Les sciences occultes sont appelées ‘‘sciences connexes’’. Certains professeurs parlent à visage découvert de l’occultisme aux étudiants. L’un d’eux soutient même que la sorcellerie peut être enseignée à l’Université de Kinshasa. Il cite l’Université de Cambridge en Angleterre, où la sorcellerie est un cours de 900 heures.
Alors qu’il était en train d’expliquer son cours, un professeur de physique stoppa un instant pour préciser : ‘‘Ici, s’arrête la science. Au- delà, c’est autre chose’’. Il avait tout dit. Un ancien professeur de la faculté de médecine, grand maître d’Eckankar, exhortait ouvertement ses étudiants à l’initiation afin de maîtriser les cours. Il ignorait que c’est en Jésus -Christ que sont cachés tous les trésors de la science et de la sagesse (Colossiens 2 :2-3).

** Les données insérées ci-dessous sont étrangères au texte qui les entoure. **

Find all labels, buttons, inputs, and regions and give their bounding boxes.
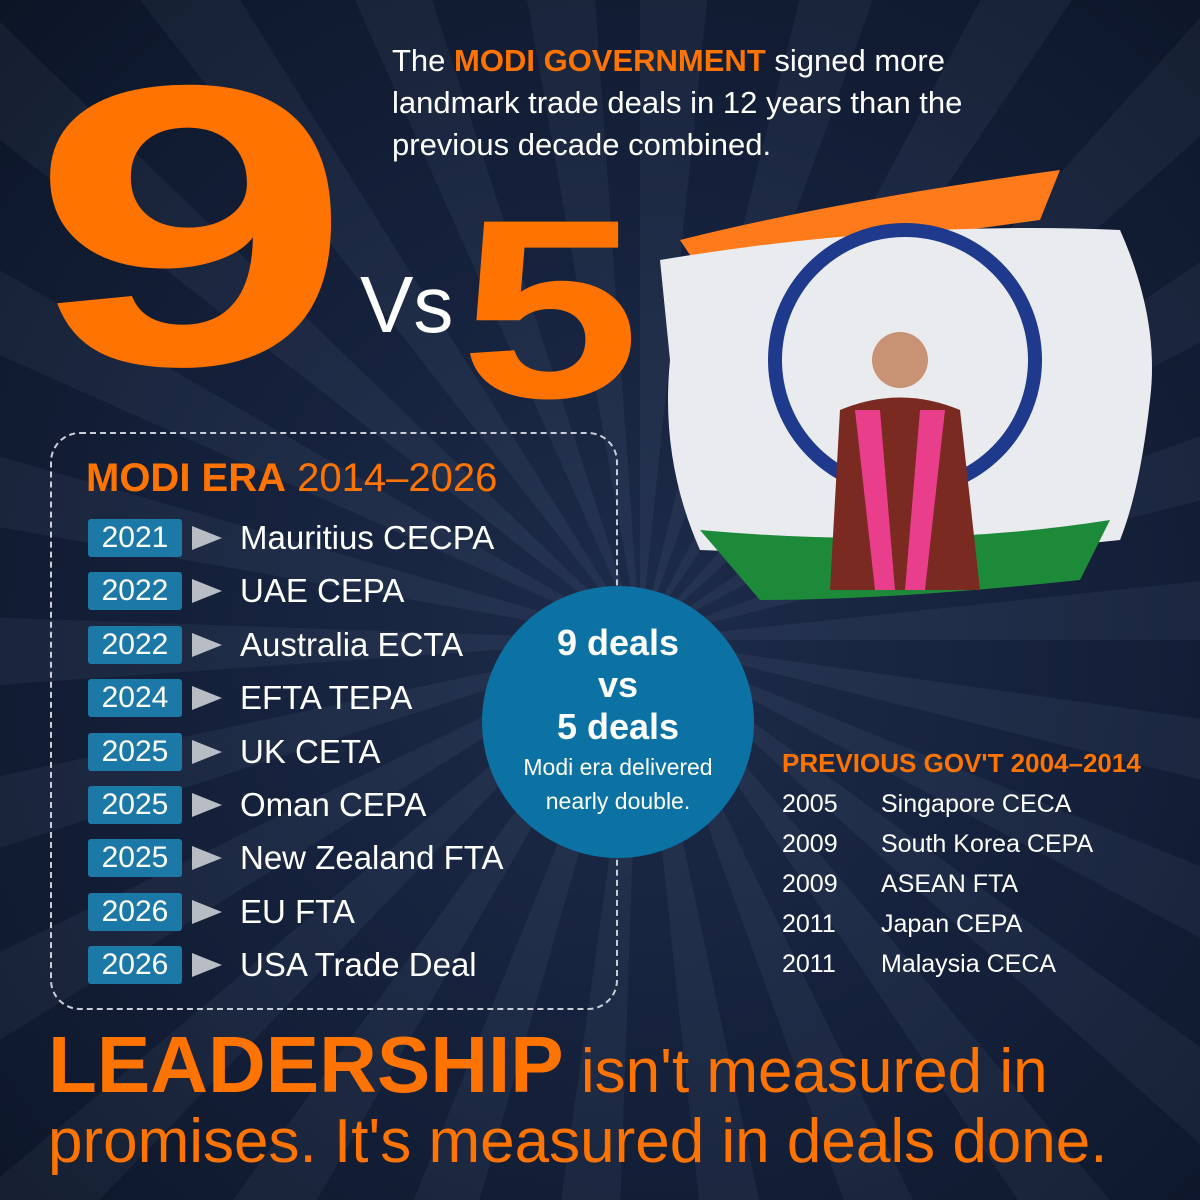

D’ailleurs, en voulant imiter leurs maîtres, certains étudiants ont été spirituellement déréglés, sont devenus fous. Un professeur chrétien de la faculté de droit demandait aux étudiants : ‘‘Où sont vos maîtres aujourd’hui ?’’.Il faisait allusion à ses ex-collègues occultistes décédés dans des conditions mystérieuses. Ils passeront l’éternité dans les tourments (Apocalypse 20 :10).
Cible privilégiée du diable
Mais pourquoi l’Université de Kinshasa est-elle particulièrement dans le collimateur du diable ? Parce que d’un, c’est un lieu stratégique pour le contrôle spirituel de la R.D.C ; de deux, presque toutes les tribus de la R.D.C s’y trouvent représentées ; de trois, on y trouve la crème intellectuelle du pays ; de quatre, de là viendront les futurs décideurs du pays.

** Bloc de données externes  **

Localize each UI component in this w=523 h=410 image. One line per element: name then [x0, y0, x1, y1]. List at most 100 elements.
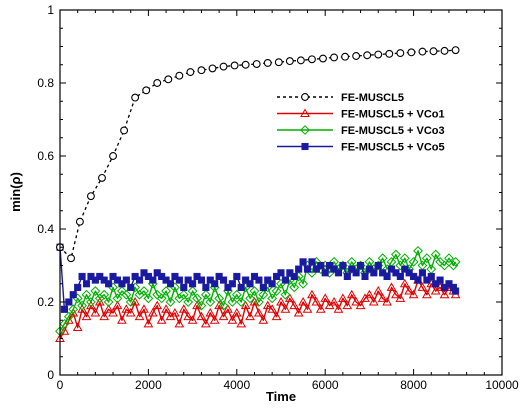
data-point	[174, 318, 185, 328]
legend-label: FE-MUSCL5	[341, 92, 404, 104]
data-point	[440, 283, 449, 291]
data-point	[86, 192, 95, 201]
data-point	[82, 280, 91, 288]
data-point	[365, 265, 373, 273]
data-point	[363, 51, 372, 60]
data-point	[373, 286, 384, 295]
data-point	[183, 311, 194, 321]
data-point	[152, 289, 163, 300]
data-point	[68, 304, 79, 315]
data-point	[87, 272, 95, 280]
data-point	[285, 57, 294, 66]
data-point	[164, 75, 173, 84]
data-point	[451, 46, 460, 55]
data-point	[341, 52, 350, 61]
data-point	[386, 282, 397, 291]
data-point	[125, 307, 136, 317]
data-point	[103, 297, 114, 307]
legend-label: FE-MUSCL5 + VCo1	[341, 109, 445, 121]
data-point	[63, 311, 74, 322]
data-point	[59, 318, 70, 329]
data-point	[147, 307, 158, 317]
data-point	[109, 272, 117, 280]
data-point	[396, 49, 405, 58]
data-point	[258, 315, 269, 324]
data-point	[417, 282, 428, 291]
data-point	[289, 282, 300, 293]
data-point	[214, 293, 225, 304]
data-point	[377, 293, 388, 302]
data-point	[127, 283, 135, 291]
data-point	[290, 272, 298, 280]
data-point	[223, 304, 233, 313]
x-tick-label: 6000	[312, 378, 339, 392]
data-point	[387, 265, 396, 273]
data-point	[276, 296, 286, 306]
data-point	[156, 315, 167, 324]
data-point	[236, 297, 247, 307]
data-point	[346, 289, 357, 299]
data-point	[60, 305, 68, 313]
data-point	[298, 296, 308, 306]
data-point	[120, 126, 129, 135]
data-point	[240, 300, 251, 310]
data-point	[153, 79, 162, 87]
data-point	[224, 283, 232, 291]
data-point	[355, 300, 366, 310]
data-point	[140, 269, 148, 277]
data-point	[250, 272, 259, 280]
data-point	[75, 217, 84, 226]
series-line	[59, 279, 457, 339]
series-4	[56, 243, 460, 313]
data-point	[329, 296, 339, 306]
data-point	[440, 46, 449, 55]
data-point	[448, 260, 459, 271]
data-point	[214, 300, 224, 310]
y-tick-label: 0	[47, 368, 54, 382]
data-point	[414, 276, 422, 284]
data-point	[152, 300, 163, 310]
data-point	[407, 48, 416, 57]
data-point	[197, 66, 206, 75]
data-point	[227, 315, 238, 324]
data-point	[192, 300, 202, 310]
data-point	[263, 58, 272, 67]
data-point	[118, 280, 126, 288]
data-point	[408, 289, 419, 299]
data-point	[156, 293, 167, 304]
data-point	[242, 276, 250, 284]
data-point	[423, 276, 431, 284]
data-point	[94, 296, 105, 306]
data-point	[418, 47, 427, 56]
data-point	[352, 269, 360, 277]
data-point	[67, 254, 76, 263]
data-point	[289, 300, 300, 310]
data-point	[348, 265, 356, 273]
data-point	[98, 173, 106, 182]
series-line	[59, 250, 457, 332]
data-point	[99, 311, 110, 321]
data-point	[249, 296, 260, 306]
data-point	[183, 297, 194, 307]
data-point	[211, 280, 219, 288]
data-point	[227, 297, 238, 307]
data-point	[91, 276, 99, 284]
data-point	[396, 272, 404, 280]
legend-entry: FE-MUSCL5 + VCo1	[277, 108, 445, 121]
x-tick-label: 0	[57, 378, 64, 392]
data-point	[77, 300, 88, 311]
x-tick-label: 8000	[400, 378, 427, 392]
data-point	[280, 304, 291, 313]
data-point	[139, 304, 149, 313]
legend-entry: FE-MUSCL5 + VCo3	[277, 125, 445, 137]
data-point	[315, 304, 326, 313]
data-point	[81, 311, 92, 321]
data-point	[165, 297, 176, 307]
data-point	[271, 286, 282, 296]
data-point	[233, 272, 241, 280]
data-point	[307, 55, 316, 64]
data-point	[293, 307, 304, 317]
data-point	[90, 307, 101, 317]
data-point	[117, 315, 127, 324]
data-point	[277, 269, 285, 277]
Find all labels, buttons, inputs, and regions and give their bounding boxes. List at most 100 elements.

Que les prédicateurs qui ont bouleversé la cité (Actes 17 : 6) montent aussi sur la colline expirée (inspirée) pour ébranler les fondements du satanisme et renverser ses autels. Ce milieu mérite une démonstration d’esprit et de puissance (1Corinthiens 2 : 4), une évangélisation agressive et une thérapie spirituelle de choc, pour convaincre les cartésiens et autres durs à cuire. Autrement, l’espoir s’amenuise de voir les étudiants sortir de cette Université avec une intelligence non régénérée. En outre, certains professeurs sont loufoques. En effet, un professeur de la faculté de droit avait demandé à un étudiant d’expliquer : ‘‘Le droit est un cache-sexe’’. Dans la même faculté, un professeur de droit commercial demandait aux étudiants de lui raconter, en lingala, comment se pratique la pêche dans leurs villages.
Pourtant, tous les étudiants ne maîtrisent pas le lingala et tous non plus n’ont pas vécu au village. Quelques minutes avant le début de l’examen, un autre professeur disait aux étudiants : ‘‘ ...d’ailleurs, je ne vous aime pas’’. Un autre professeur rappelait à ses étudiants : ‘‘Je vous avais promis l’échec’’. Mais leurs enfants réussissent avec moins de formalités. Un professeur, réputé ‘‘casseur ’’ à la faculté de droit, qui venait d’acheter un stylo à bille rouge, dit au vendeur : ‘‘Je suis en train de corriger, il me faut un rouge fort’’. Il insistait pour que le rouge fût vif, car il avait retourné le premier stylo. Sans doute, c’était pour aller ‘‘coller’’ des 3 ou 5 sur 20 aux étudiants.
Immoralité
Ces derniers non plus ne sont pas des enfants de chœur, ils s’organisent en cartels des tricheurs qu’ils appellent ‘‘bases logistiques’’. C’est terrible ! L’un d’eux qui se plaignait auprès de ses camarades, après un examen, entendit cette réponse : ‘‘Mais c’est parce que tu étais loin de la base logistique’’. On raconte que d’autres professeurs délèguent leurs enfants pour la collecte des fonds auprès des étudiants qui ont échoué. Des réseaux sont montés dans toutes les règles de l’art.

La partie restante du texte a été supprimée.